Gianni Celati, Le Avventure di Guizzardi, Storia d'un senza famiglia, Feltrinelli, 1989

Gianni Celati, Le Avventure di Guizzardi – non me la fanno più

Gianni Celati, Les Aventures de Guizzardi, traduit de l'italien par François Dupuigrenet Desroussilles, Salvy, 1991

Gianni Celati, Le Avventure di Guizzardi – non me la fanno più

Gianni Celati, né à Sondrio en 1937, est découvert par Italo Calvino qui fait publier son premier livre, Comiche, en 1971.

Les Aventures de Guizzardi forment le premier volume d'une trilogie intitulée Parlements burlesques.

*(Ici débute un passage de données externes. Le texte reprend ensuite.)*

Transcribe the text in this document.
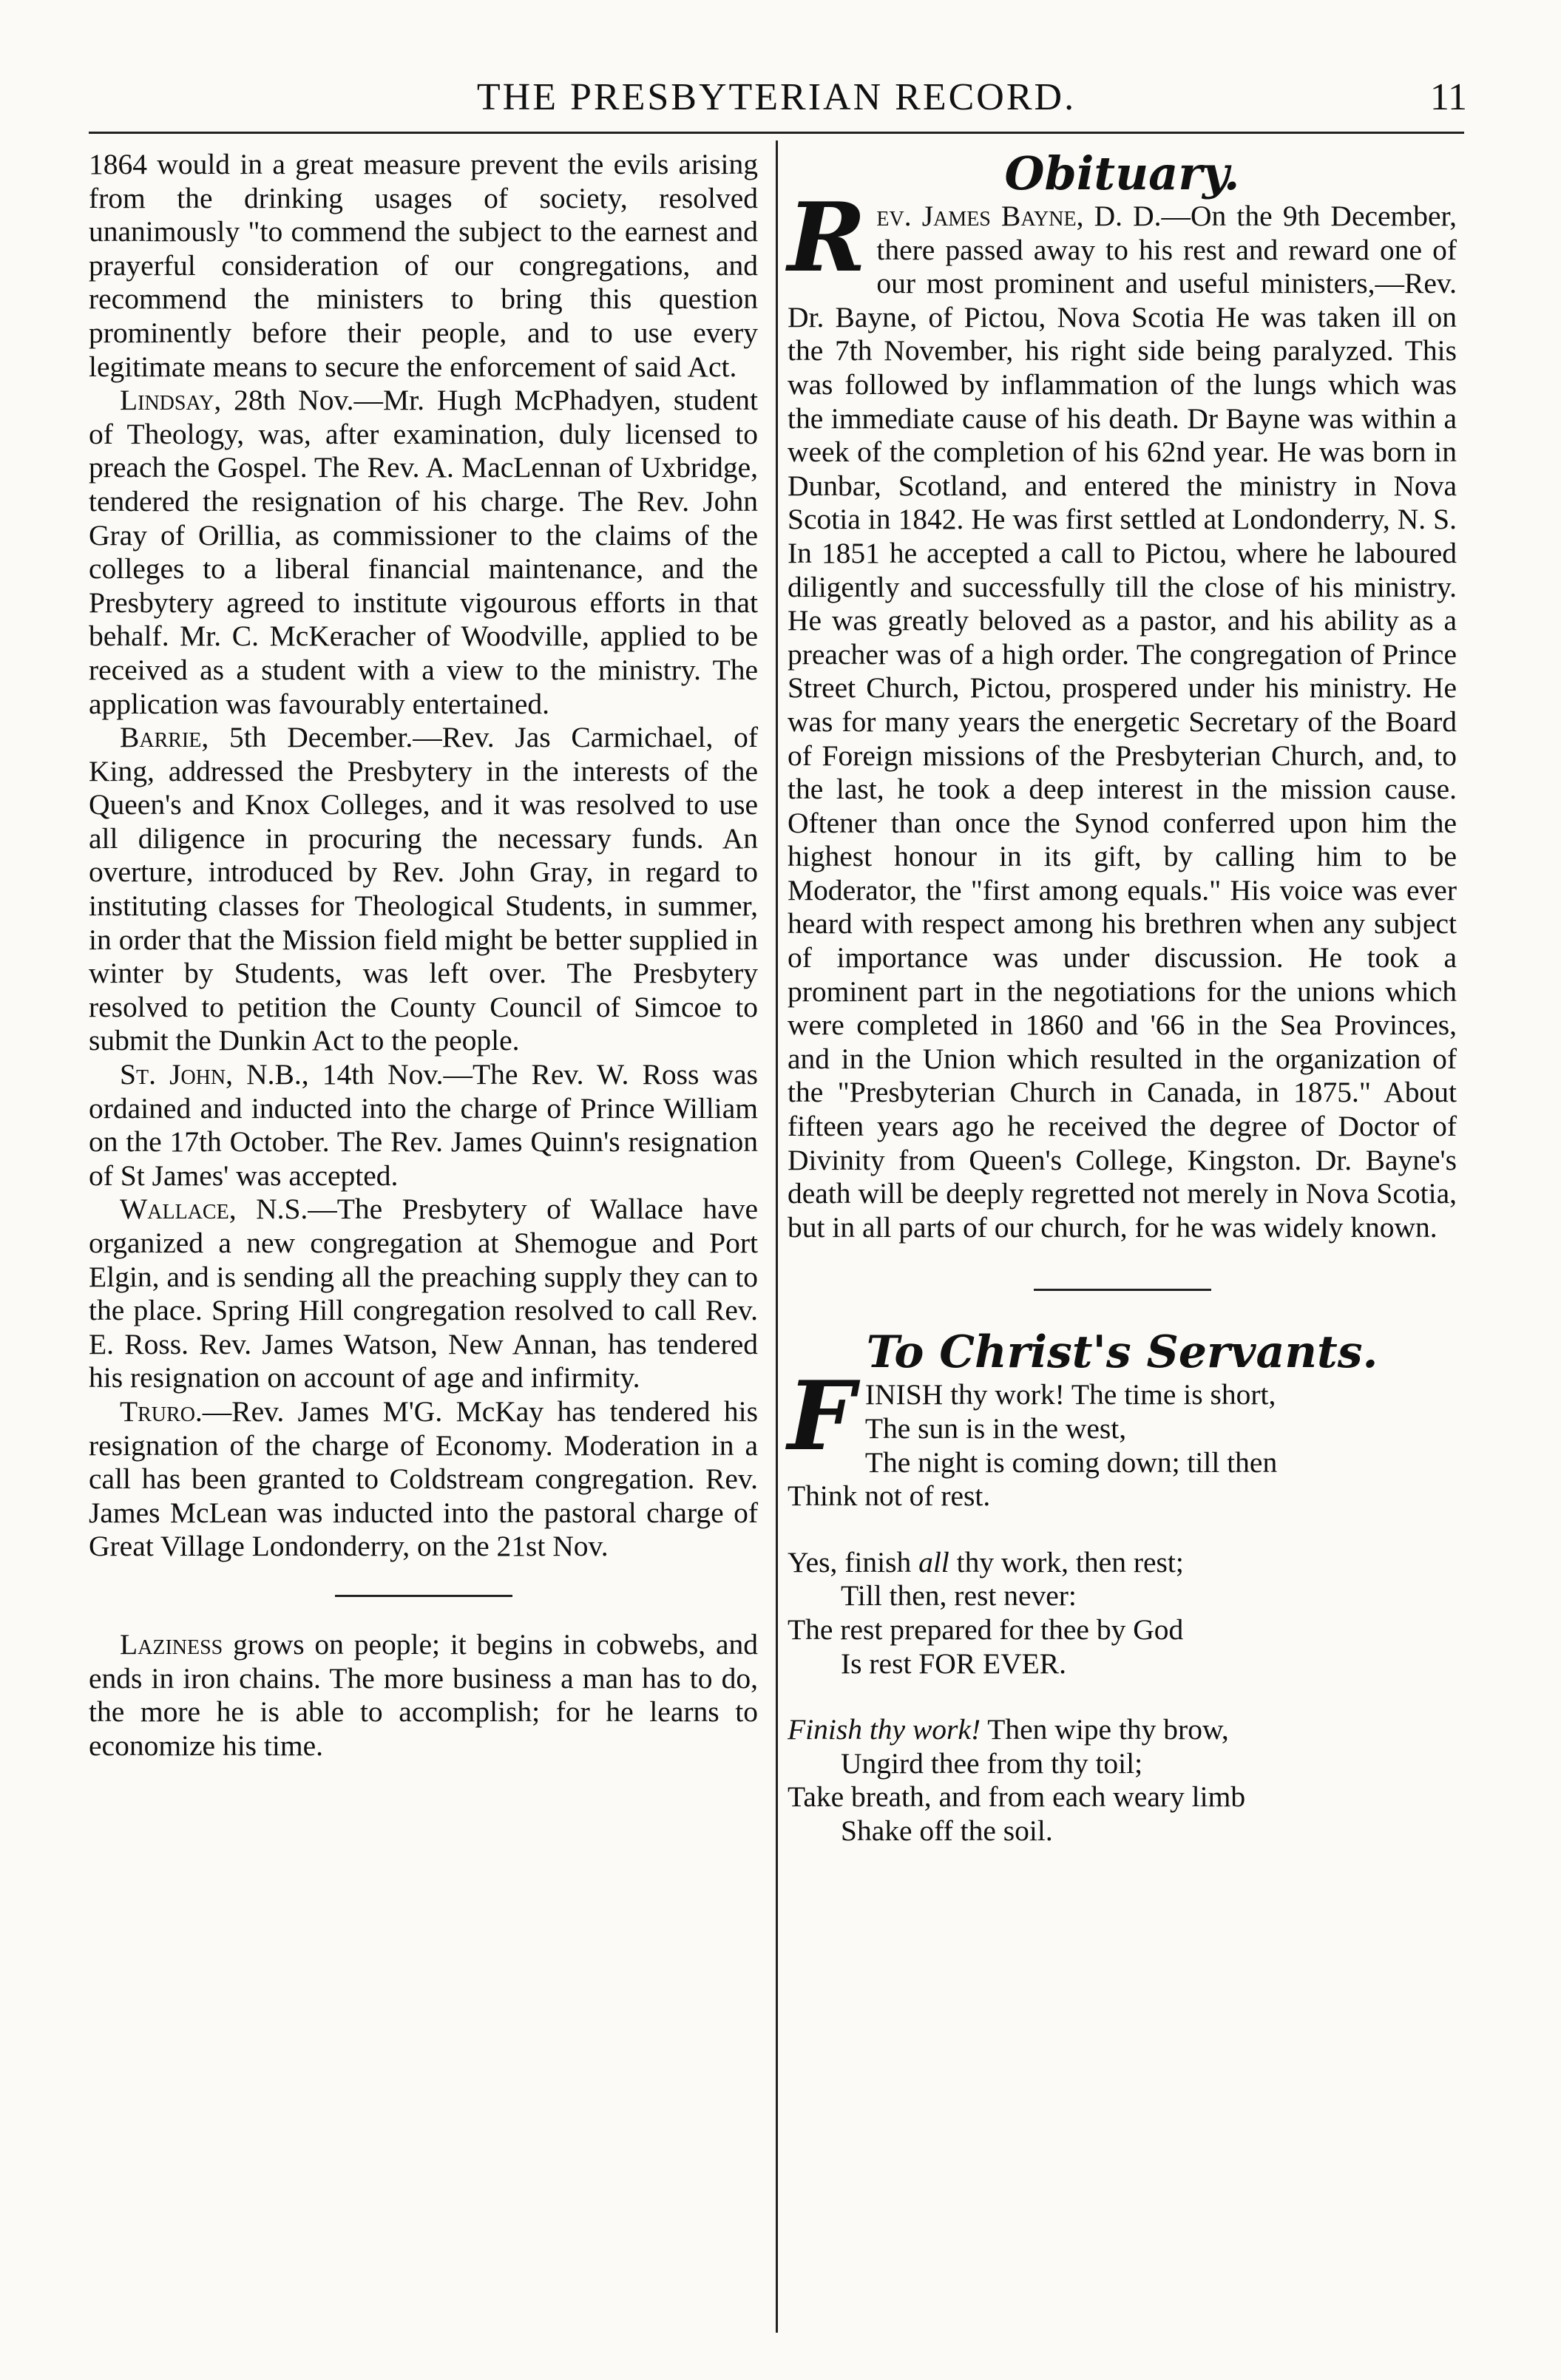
THE PRESBYTERIAN RECORD.	11

1864 would in a great measure prevent the evils arising from the drinking usages of society, resolved unanimously "to commend the subject to the earnest and prayerful consideration of our congregations, and recommend the ministers to bring this question prominently before their people, and to use every legitimate means to secure the enforcement of said Act.

Lindsay, 28th Nov.—Mr. Hugh McPhadyen, student of Theology, was, after examination, duly licensed to preach the Gospel. The Rev. A. MacLennan of Uxbridge, tendered the resignation of his charge. The Rev. John Gray of Orillia, as commissioner to the claims of the colleges to a liberal financial maintenance, and the Presbytery agreed to institute vigourous efforts in that behalf. Mr. C. McKeracher of Woodville, applied to be received as a student with a view to the ministry. The application was favourably entertained.

Barrie, 5th December.—Rev. Jas Carmichael, of King, addressed the Presbytery in the interests of the Queen's and Knox Colleges, and it was resolved to use all diligence in procuring the necessary funds. An overture, introduced by Rev. John Gray, in regard to instituting classes for Theological Students, in summer, in order that the Mission field might be better supplied in winter by Students, was left over. The Presbytery resolved to petition the County Council of Simcoe to submit the Dunkin Act to the people.

St. John, N.B., 14th Nov.—The Rev. W. Ross was ordained and inducted into the charge of Prince William on the 17th October. The Rev. James Quinn's resignation of St James' was accepted.

Wallace, N.S.—The Presbytery of Wallace have organized a new congregation at Shemogue and Port Elgin, and is sending all the preaching supply they can to the place. Spring Hill congregation resolved to call Rev. E. Ross. Rev. James Watson, New Annan, has tendered his resignation on account of age and infirmity.

Truro.—Rev. James M'G. McKay has tendered his resignation of the charge of Economy. Moderation in a call has been granted to Coldstream congregation. Rev. James McLean was inducted into the pastoral charge of Great Village Londonderry, on the 21st Nov.

Laziness grows on people; it begins in cobwebs, and ends in iron chains. The more business a man has to do, the more he is able to accomplish; for he learns to economize his time.

Obituary.

Rev. James Bayne, D. D.—On the 9th December, there passed away to his rest and reward one of our most prominent and useful ministers,—Rev. Dr. Bayne, of Pictou, Nova Scotia He was taken ill on the 7th November, his right side being paralyzed. This was followed by inflammation of the lungs which was the immediate cause of his death. Dr Bayne was within a week of the completion of his 62nd year. He was born in Dunbar, Scotland, and entered the ministry in Nova Scotia in 1842. He was first settled at Londonderry, N. S. In 1851 he accepted a call to Pictou, where he laboured diligently and successfully till the close of his ministry. He was greatly beloved as a pastor, and his ability as a preacher was of a high order. The congregation of Prince Street Church, Pictou, prospered under his ministry. He was for many years the energetic Secretary of the Board of Foreign missions of the Presbyterian Church, and, to the last, he took a deep interest in the mission cause. Oftener than once the Synod conferred upon him the highest honour in its gift, by calling him to be Moderator, the "first among equals." His voice was ever heard with respect among his brethren when any subject of importance was under discussion. He took a prominent part in the negotiations for the unions which were completed in 1860 and '66 in the Sea Provinces, and in the Union which resulted in the organization of the "Presbyterian Church in Canada, in 1875." About fifteen years ago he received the degree of Doctor of Divinity from Queen's College, Kingston. Dr. Bayne's death will be deeply regretted not merely in Nova Scotia, but in all parts of our church, for he was widely known.

To Christ's Servants.

F INISH thy work! The time is short,
The sun is in the west,
The night is coming down; till then
Think not of rest.
Yes, finish all thy work, then rest;
Till then, rest never:
The rest prepared for thee by God
Is rest FOR EVER.
Finish thy work! Then wipe thy brow,
Ungird thee from thy toil;
Take breath, and from each weary limb
Shake off the soil.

(rabat de 4e de couverture de l'édition Salvy)

 

Arnold Schönberg, Pierrot lunaire, Op. 21, I, Mondestrunken, 1912 – Ensemble Musique Oblique, Marianne Pousseur, soprano, dir. Philippe Herreweghe, Harmonia Mundi, 1992

 

In breve

 

Un personaggio inventato dalla fantasia di Celati, un senza famiglia a metà tra l'attore Harry Langdon e un suo parente un po' matto.L'autore narra inizialmente le vicende di Guizzardi agli amici, pian piano i suoi racconti diventano libro.

 

Il libro

 

A quei tempi andavo al cinema tutti i giorni, e amavo molto i vecchi film comici. Volevo scrivere qualcosa ispirato a quei film, e allora ho cominciato col personaggio di Guizzardi, che per me somigliava all'attore comico Harry Langdon, ma parlava come un mio parente un po' matto. E ogni settimana recitavo a un gruppo di amici la continuazione delle avventure di Guizzardi, come un teatrino a puntate. Volevo scrivere una trilogia, con un Inferno, un Purgatorio e un Paradiso. Guizzardi era l'eroe di un inferno da ridere ma anche da piangere : l'inferno della meschinità, diffidenza e avarizia inculcate in noi dalla scuola e dalla famiglia. Nel mio assolutismo giovanile trovavo queste miserie così asfissianti, che la solitudine e la mattolica di Guizzardi erano per me un sollievo. Una cosa che detestavo particolarmente erano le lamentele sulla vita dei padri di famiglia. Pensavo che in questa trilogia bisognava passare attraverso l'inferno e il purgatorio, per smetterla una buona volta con tutte le lamentele sulla vita. E poi che bisognava scrivere storie cadendo in uno stato di dormiveglia, per dimenticarsi tutto e trovare così la strada verso una 'vita nova' – come avverrà nel terzo libro, Lunario del paradiso (almeno secondo le mie idee di allora). Gianni Celati

 

Les Aventures de Guizzardi

 

En ces temps-là, j'allais au cinéma tous les jours et j'aimais beaucoup les vieux films comiques. Je voulais écrire quelque chose inspiré de ces films, alors j'ai commencé par le personnage de Guizzardi, qui pour moi, ressemblait à l'acteur comique Harry Langdon et parlait comme un de mes parents un peu fou.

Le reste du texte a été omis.